Colloque « Actualité et histoire de l’inceste. Entre occultation et révélation », projet ANR DERVI, 6-8 octobre 2021, Campus Condorcet, Aubervilliers
Porteur d’une véritable déflagration médiatique, le livre de Camille Kouchner (La Familia grande, 2021) a propulsé l’inceste et le « silence » qui l’entoure sur la scène publique et politique entrainant une accélération du processus de libération de la parole de milliers de victimes. Les sciences humaines et sociales, notamment l’anthropologie des XIXe et XXe siècles, avaient pourtant posé l’inceste comme un interdit fondateur de toute société humaine (Durkheim ; Lévi-Strauss), incitant à le penser comme un invariant culturel dépouillé d’historicité. Interdit, censé être inexistant, voire réputé indicible, l’inceste ne pouvait être appréhendé comme une réalité empirique ni faire l’objet de débats publics.

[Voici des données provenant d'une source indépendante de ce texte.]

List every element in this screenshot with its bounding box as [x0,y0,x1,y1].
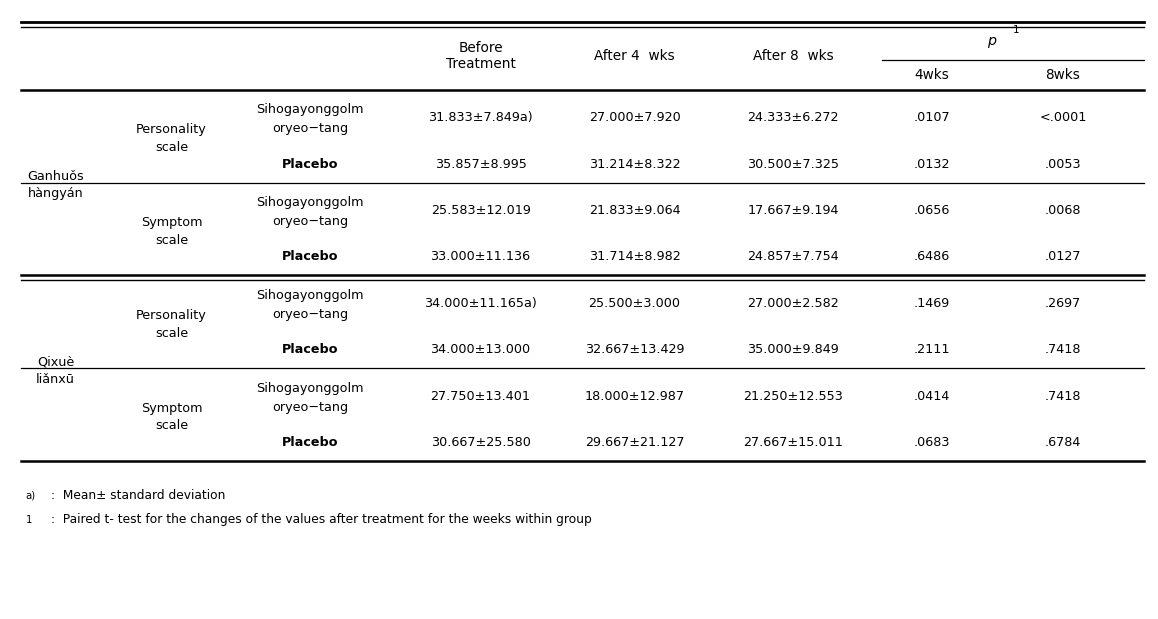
Text: Qixuè: Qixuè [37,355,74,369]
Text: 27.750±13.401: 27.750±13.401 [431,389,530,403]
Text: Sihogayonggolm: Sihogayonggolm [257,381,364,395]
Text: .1469: .1469 [914,297,951,310]
Text: .6784: .6784 [1045,436,1082,449]
Text: 1: 1 [1013,25,1019,35]
Text: p: p [988,34,996,48]
Text: 31.214±8.322: 31.214±8.322 [588,157,681,171]
Text: 30.500±7.325: 30.500±7.325 [747,157,840,171]
Text: oryeo−tang: oryeo−tang [272,308,349,321]
Text: 32.667±13.429: 32.667±13.429 [585,343,684,357]
Text: Symptom: Symptom [140,402,203,415]
Text: .0683: .0683 [914,436,951,449]
Text: 25.583±12.019: 25.583±12.019 [431,204,530,217]
Text: .0127: .0127 [1045,250,1082,264]
Text: 21.833±9.064: 21.833±9.064 [588,204,681,217]
Text: :  Mean± standard deviation: : Mean± standard deviation [51,488,226,502]
Text: 25.500±3.000: 25.500±3.000 [588,297,681,310]
Text: 27.667±15.011: 27.667±15.011 [743,436,843,449]
Text: .7418: .7418 [1045,343,1082,357]
Text: 4wks: 4wks [915,68,950,82]
Text: 1: 1 [25,515,32,525]
Text: 30.667±25.580: 30.667±25.580 [431,436,530,449]
Text: Placebo: Placebo [283,250,338,264]
Text: hàngyán: hàngyán [28,187,83,201]
Text: .7418: .7418 [1045,389,1082,403]
Text: After 8  wks: After 8 wks [753,49,834,63]
Text: 31.714±8.982: 31.714±8.982 [588,250,681,264]
Text: liǎnxū: liǎnxū [36,373,75,386]
Text: 34.000±13.000: 34.000±13.000 [431,343,530,357]
Text: Sihogayonggolm: Sihogayonggolm [257,196,364,209]
Text: 33.000±11.136: 33.000±11.136 [431,250,530,264]
Text: Ganhuǒs: Ganhuǒs [27,170,85,183]
Text: 17.667±9.194: 17.667±9.194 [747,204,840,217]
Text: .2111: .2111 [914,343,951,357]
Text: Sihogayonggolm: Sihogayonggolm [257,103,364,116]
Text: Personality: Personality [135,309,207,322]
Text: 35.000±9.849: 35.000±9.849 [747,343,840,357]
Text: scale: scale [155,233,188,247]
Text: .0132: .0132 [914,157,951,171]
Text: Personality: Personality [135,123,207,137]
Text: scale: scale [155,141,188,154]
Text: scale: scale [155,326,188,340]
Text: a): a) [25,490,36,500]
Text: .0068: .0068 [1045,204,1082,217]
Text: 35.857±8.995: 35.857±8.995 [434,157,527,171]
Text: 24.333±6.272: 24.333±6.272 [747,111,840,124]
Text: 8wks: 8wks [1046,68,1080,82]
Text: .0053: .0053 [1045,157,1082,171]
Text: 24.857±7.754: 24.857±7.754 [747,250,840,264]
Text: 29.667±21.127: 29.667±21.127 [585,436,684,449]
Text: Before
Treatment: Before Treatment [446,41,515,71]
Text: oryeo−tang: oryeo−tang [272,400,349,414]
Text: 31.833±7.849a): 31.833±7.849a) [428,111,533,124]
Text: 27.000±2.582: 27.000±2.582 [747,297,840,310]
Text: oryeo−tang: oryeo−tang [272,122,349,136]
Text: Placebo: Placebo [283,343,338,357]
Text: 34.000±11.165a): 34.000±11.165a) [424,297,537,310]
Text: Sihogayonggolm: Sihogayonggolm [257,288,364,302]
Text: 18.000±12.987: 18.000±12.987 [585,389,684,403]
Text: .0414: .0414 [914,389,951,403]
Text: Placebo: Placebo [283,157,338,171]
Text: .0656: .0656 [914,204,951,217]
Text: 27.000±7.920: 27.000±7.920 [588,111,681,124]
Text: oryeo−tang: oryeo−tang [272,215,349,228]
Text: scale: scale [155,419,188,433]
Text: 21.250±12.553: 21.250±12.553 [743,389,843,403]
Text: After 4  wks: After 4 wks [594,49,675,63]
Text: <.0001: <.0001 [1040,111,1086,124]
Text: Symptom: Symptom [140,216,203,230]
Text: Placebo: Placebo [283,436,338,449]
Text: .6486: .6486 [914,250,951,264]
Text: .0107: .0107 [914,111,951,124]
Text: :  Paired t- test for the changes of the values after treatment for the weeks wi: : Paired t- test for the changes of the … [51,513,592,527]
Text: .2697: .2697 [1045,297,1082,310]
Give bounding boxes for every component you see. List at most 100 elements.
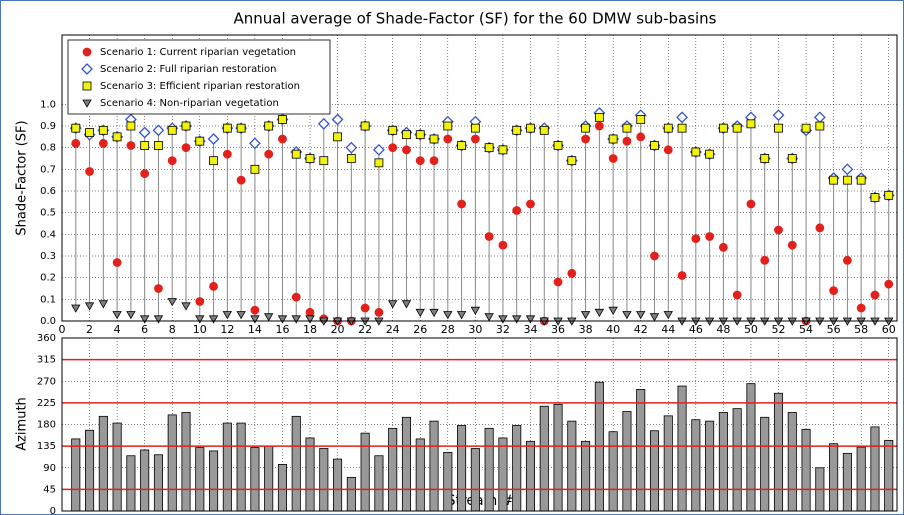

Aujourd’hui, et de manière croissante depuis une vingtaine d’années, ce paradigme incestueux vole en éclats. La dénonciation des violences sexuelles commises sur les enfants est devenue omniprésente dans l’espace public, les campagnes de prévention se succèdent, les affaires de violences incestueuses défraient la chronique judiciaire, les témoignages de victimes investissent les médias et les réseaux sociaux, ainsi que d’autres formes narratives (cinéma, littérature, BD). Enfin, de récents sondages ont montré que l’inceste était une pratique courante : un Français sur dix, soit 6,7 millions de personnes, disent en avoir été victimes (sondage IPSOS, 2020).
Alors que depuis une trentaine d’années, les études issues de champs disciplinaires variés (psychanalyse, histoire, anthropologie, gender studies) ont surtout mis en évidence le silence qui pèse sur l’inceste, ce colloque inverse les perspectives pour interroger le moment crucial du dévoilement de l’inceste à des échelles (familles, réseaux institutionnels, médias), en des contextes (familial, judiciaire, administratif, médiatique, littéraire), suivant des modalités (révélation, dénonciation, témoignage, signalement, récits, « affaire ») et avec des répercussions variables (indignation, indifférence, déni, scandale). Il s’agit aussi de penser le fait incestueux comme une violence perpétrée dans la trame ordinaire du quotidien, malgré l’indignation collective, en apparence unanime, qu’il soulève sur la place publique.
Trans-périodes et pluridisciplinaire, ouvert sur des échelles diverses, du local à l’international, ce colloque prend le parti de donner la parole aux chercheurs ainsi qu’aux acteurs du monde professionnel (psychologues, psychanalystes, travailleurs sociaux, magistrats) et artistique.